Hoewel het middel mijns inziens om deze reden faalt, zal ik als gezegd de hiervoor opgeworpen vraag met betrekking tot de consequenties van de de Wet stroomlijnen hoger beroep van 5 oktober 2006 (Stb. 2006, 470) niet onbesproken laten. Die wet is in het onderhavige geval van toepassing (art IV). Het vonnis in eerste aanleg van 4 maart 2008 is immers na inwerkingtreding per 1 maart 2007 van deze Wet (Stb. 2007, 70) gewezen. De hier toepasselijke tekst van artikel 450, derde lid, Sv luidt derhalve:
- ‘3.
Aan een schriftelijke bijzondere volmacht, verleend aan een medewerker ter griffie, tot het voor de verdachte aanwenden van het rechtsmiddel wordt slechts gevolg gegeven indien de verdachte daarbij instemt met het door deze medewerker ter griffie van het gerecht waar het rechtsmiddel wordt ingesteld voor de verdachte aanstonds in ontvangst nemen van de uitreiking van de oproeping. De verdachte geeft een adres op voor de ontvangst van een afschrift van de dagvaarding.’
11.
De Memorie van Toelichting bij het betreffende wetsvoorstel houdt, voor zover voor de beoordeling van het middel relevant, in:
‘Onderdeel Y. Aanwending van rechtsmiddelen: artikel 450 Sv (zie § 3.4)
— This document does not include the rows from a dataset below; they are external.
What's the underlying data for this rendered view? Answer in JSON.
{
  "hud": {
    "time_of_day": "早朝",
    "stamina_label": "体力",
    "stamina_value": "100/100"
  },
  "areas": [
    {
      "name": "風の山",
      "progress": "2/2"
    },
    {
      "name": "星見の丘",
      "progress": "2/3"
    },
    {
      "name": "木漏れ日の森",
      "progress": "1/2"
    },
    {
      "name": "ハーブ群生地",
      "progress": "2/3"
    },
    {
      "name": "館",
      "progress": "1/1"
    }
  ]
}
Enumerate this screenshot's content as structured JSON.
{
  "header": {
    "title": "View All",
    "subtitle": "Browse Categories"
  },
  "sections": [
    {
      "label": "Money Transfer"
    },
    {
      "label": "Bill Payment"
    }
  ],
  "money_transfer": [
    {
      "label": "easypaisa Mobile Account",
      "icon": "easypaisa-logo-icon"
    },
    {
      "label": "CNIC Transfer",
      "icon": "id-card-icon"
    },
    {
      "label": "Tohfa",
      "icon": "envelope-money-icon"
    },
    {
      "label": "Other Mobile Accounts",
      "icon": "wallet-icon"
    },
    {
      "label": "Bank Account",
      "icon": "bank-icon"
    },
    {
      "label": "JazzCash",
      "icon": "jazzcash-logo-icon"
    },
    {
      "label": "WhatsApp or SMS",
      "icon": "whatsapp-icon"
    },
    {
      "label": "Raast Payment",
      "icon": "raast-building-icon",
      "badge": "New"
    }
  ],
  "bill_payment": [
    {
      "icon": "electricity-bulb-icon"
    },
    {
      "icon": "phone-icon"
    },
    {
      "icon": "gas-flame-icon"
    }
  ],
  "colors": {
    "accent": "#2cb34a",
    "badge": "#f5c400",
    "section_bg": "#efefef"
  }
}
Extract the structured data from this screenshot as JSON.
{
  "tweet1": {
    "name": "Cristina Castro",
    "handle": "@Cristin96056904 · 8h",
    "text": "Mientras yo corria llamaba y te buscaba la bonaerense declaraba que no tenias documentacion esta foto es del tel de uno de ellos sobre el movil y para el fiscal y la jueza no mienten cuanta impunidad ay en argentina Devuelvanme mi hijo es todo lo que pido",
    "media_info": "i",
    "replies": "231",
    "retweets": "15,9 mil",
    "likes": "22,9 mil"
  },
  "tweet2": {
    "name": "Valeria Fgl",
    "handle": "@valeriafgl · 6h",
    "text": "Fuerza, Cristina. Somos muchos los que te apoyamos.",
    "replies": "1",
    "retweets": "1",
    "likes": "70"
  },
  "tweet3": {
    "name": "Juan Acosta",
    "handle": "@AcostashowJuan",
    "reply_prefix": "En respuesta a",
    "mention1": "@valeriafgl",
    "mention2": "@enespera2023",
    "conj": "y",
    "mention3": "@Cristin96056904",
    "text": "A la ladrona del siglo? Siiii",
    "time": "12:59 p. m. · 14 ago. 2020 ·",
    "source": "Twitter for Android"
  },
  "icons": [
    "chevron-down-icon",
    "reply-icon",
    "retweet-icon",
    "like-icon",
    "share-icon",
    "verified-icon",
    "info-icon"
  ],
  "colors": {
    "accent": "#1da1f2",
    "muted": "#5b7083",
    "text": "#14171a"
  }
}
Deze wijziging is reeds uitvoerig toegelicht in het algemeen deel. Door de onderhavige wijziging wordt nadrukkelijk beoogd de wijze van het aanwenden van het rechtsmiddel van hoger beroep strikter te regelen. De striktere regeling zal gepaard moeten gaan met een goede informatieverschaffing aan de verdachte. Ook wordt een redactionele verbetering in artikel 450 Sv voorgesteld door de invoeging van de woorden ‘door tussenkomst van’. Het is de verdachte die het rechtsmiddel aanwendt eventueel door tussenkomst van een gemachtigde.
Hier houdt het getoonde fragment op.